I’d like to preempt this by saying that I am not a person who dwells in morbid thoughts. I love life and the living, and I often go to noisy, crowded places to sit back and watch the world go by, connecting with a humanity so caught up in the mundane that its purpose and mortal presence is lost to all except to the observer. There is beauty around that speaks and images that disturb. These fuel my creativity. However, to feel most connected to understanding my inner self, the most human, powerful, and yet humbling experience for me is to go to the funeral.
This past year has been one of many funerals. Going to the funerals or the calling hours as it is done “back home,” sometimes means we have to do the right thing even when we don’t feel like it.
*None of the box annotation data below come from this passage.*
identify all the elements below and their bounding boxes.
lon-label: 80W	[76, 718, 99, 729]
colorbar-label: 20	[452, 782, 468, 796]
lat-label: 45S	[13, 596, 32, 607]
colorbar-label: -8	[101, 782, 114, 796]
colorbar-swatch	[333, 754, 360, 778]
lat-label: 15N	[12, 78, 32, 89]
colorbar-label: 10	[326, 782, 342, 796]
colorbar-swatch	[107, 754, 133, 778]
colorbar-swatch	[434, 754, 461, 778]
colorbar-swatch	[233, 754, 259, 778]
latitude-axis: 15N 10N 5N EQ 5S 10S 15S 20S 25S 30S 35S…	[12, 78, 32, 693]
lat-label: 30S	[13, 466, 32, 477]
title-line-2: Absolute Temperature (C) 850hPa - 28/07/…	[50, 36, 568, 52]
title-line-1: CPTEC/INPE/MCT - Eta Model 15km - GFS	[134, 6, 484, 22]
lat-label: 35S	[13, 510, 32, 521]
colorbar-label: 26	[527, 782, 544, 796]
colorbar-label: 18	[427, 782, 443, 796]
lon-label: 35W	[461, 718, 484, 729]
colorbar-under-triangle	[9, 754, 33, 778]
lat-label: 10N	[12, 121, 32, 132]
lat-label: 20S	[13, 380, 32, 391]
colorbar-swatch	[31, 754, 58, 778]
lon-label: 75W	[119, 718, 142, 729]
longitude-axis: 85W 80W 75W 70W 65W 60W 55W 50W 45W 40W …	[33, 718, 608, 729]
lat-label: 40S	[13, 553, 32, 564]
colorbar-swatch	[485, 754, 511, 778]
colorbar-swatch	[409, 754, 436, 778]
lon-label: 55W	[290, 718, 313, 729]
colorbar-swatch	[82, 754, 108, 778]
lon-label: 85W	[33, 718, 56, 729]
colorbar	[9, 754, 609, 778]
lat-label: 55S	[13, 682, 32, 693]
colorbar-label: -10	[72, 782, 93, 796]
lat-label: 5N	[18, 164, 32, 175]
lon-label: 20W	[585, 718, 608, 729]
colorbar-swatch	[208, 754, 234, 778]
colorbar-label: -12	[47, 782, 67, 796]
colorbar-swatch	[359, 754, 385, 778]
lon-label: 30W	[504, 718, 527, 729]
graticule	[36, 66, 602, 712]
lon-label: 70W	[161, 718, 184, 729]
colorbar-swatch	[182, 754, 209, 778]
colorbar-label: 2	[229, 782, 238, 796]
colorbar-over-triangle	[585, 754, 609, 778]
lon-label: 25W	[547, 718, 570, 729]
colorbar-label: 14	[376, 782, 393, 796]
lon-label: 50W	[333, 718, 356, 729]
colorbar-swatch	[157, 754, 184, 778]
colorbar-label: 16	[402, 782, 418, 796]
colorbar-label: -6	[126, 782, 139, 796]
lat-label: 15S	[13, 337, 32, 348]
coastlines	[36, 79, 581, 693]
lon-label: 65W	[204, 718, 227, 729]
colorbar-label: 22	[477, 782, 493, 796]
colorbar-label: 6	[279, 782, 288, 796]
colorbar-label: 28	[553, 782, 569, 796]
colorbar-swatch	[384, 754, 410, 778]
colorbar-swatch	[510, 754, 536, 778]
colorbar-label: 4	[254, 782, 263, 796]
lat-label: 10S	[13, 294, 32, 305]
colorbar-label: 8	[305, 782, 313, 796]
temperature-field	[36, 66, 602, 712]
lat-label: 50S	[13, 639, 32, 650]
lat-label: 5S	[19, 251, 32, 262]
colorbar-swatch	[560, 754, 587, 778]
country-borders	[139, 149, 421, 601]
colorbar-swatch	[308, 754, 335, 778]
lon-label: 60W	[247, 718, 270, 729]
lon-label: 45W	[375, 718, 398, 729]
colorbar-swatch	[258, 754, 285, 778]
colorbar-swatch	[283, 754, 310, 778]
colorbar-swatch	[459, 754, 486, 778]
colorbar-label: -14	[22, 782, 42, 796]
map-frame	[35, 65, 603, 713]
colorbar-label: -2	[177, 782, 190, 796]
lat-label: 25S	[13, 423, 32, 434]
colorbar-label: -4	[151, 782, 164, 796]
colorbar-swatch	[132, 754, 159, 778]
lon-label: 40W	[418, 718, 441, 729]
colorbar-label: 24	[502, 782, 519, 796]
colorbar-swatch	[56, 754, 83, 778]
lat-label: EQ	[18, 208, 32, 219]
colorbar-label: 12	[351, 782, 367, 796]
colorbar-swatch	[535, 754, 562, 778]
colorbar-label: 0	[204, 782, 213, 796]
What might be an inconvenience to me (because the funeral cuts into my busy work schedule) means the world to the other person who has suffered a loss because, in their moment of grief, as they turn to look back at the people present in the church, or as they see you pass respectfully before the coffin of their loved one, the most powerfully comforting experience for them is to see a church full of inconvenienced people such as I, who believe in going to the funeral. By the same token, I am renewed with the awareness of how precious every life on earth is and how much I am pulled by the need to do, more so than the need to be. My mortal years, like all who are privileged to breathe, are unknown and limited. Time is entrusted to me and the years lent are just that… lent to me.
Sometimes, I go to the cemetery. The cemetery need not be one where I have a connection to someone whose funeral I have attended, be it family or friend or acquaintance. I feel connected to all. I randomly walk over a carpet of well-maintained green grass reading the names and dates of those buried in the area. Some are short lived lives, others long and longer. There are mothers, fathers, sons and daughters, sisters, brothers, grandparents, aunts and uncles, the soldier, the doctor, the hero; all loving. It is easy to recognize the newly dead from those long buried. Theirs are the headstones that are rubbed and polished to a gleam. Many of them are too young, infants even. I take time to stop at each one to read their names and say a little prayer for those they’ve left behind in this world. And for those long buried and whose last day on this earth dates back decades into history, and time has diminished the strokes of polish on their headstone, I linger a little longer.
My first impression of cemeteries was not one of rolling hills carpeted with a soft spread of green, and trees with their magnificently outstretched branches. No; I come from places where cemeteries are tight narrow plots confined between buildings and church yards, with high tombstones. Statues of all shapes and sizes mark the graves of young and old casting long shadows in the twilight hour. These are cemeteries where the earth has moved and graves have shifted. One almost has to dance and skip from one marbled tomb to the other to walk through the graveyard.
Yet there is something that connects me to the world of the departed; a world behind what we see, feel and taste. In that connection, all human weakness of emotions seems to dissipate. I have no fears, no doubts and no resentments. All that exists is an implosive magnetic force of love powered by those on earth whose hearts beat with sorrow, joy, grief, loss, triumph …and by those who have departed and whose loves linger and float the atmosphere. A peace exists amid a silent kinship between souls centuries old and days young. It is comforting. The finest of people, the innocent, the guilty, the good, the rogue of rogues, the giver and the taker will all be buried within the boundaries of the cemeteries. But their worldly professions and adjectives that defined them do not matter. Here, I find an absence of all human emotions except an infinite love that roams through and in between the space. An inexplicable peace reigns. And I am released of all entitlement to this world.
aghvor keroutioun,gianki ankhousapeli iraganoutioun.
Great piece Silva!
Silva jan, always to the point. You reminded me of two things: a) my father, who would attend all
acquaintances’ funerals, because he felt he honored the deceased (merele bedk e harkenk), and
b) the poet Bedros Tourian, whose “Drdounchk” says “mahamertse gouze yergou pan; nakh gyanke, verche latsog me ir vran” (a man in his deathbed wishes for two things; first, life, and
then someone to cry over him)
Beautifully said, Yeran. Tourian’s “Drdounchk” has been recited quite a number of times in and among my family.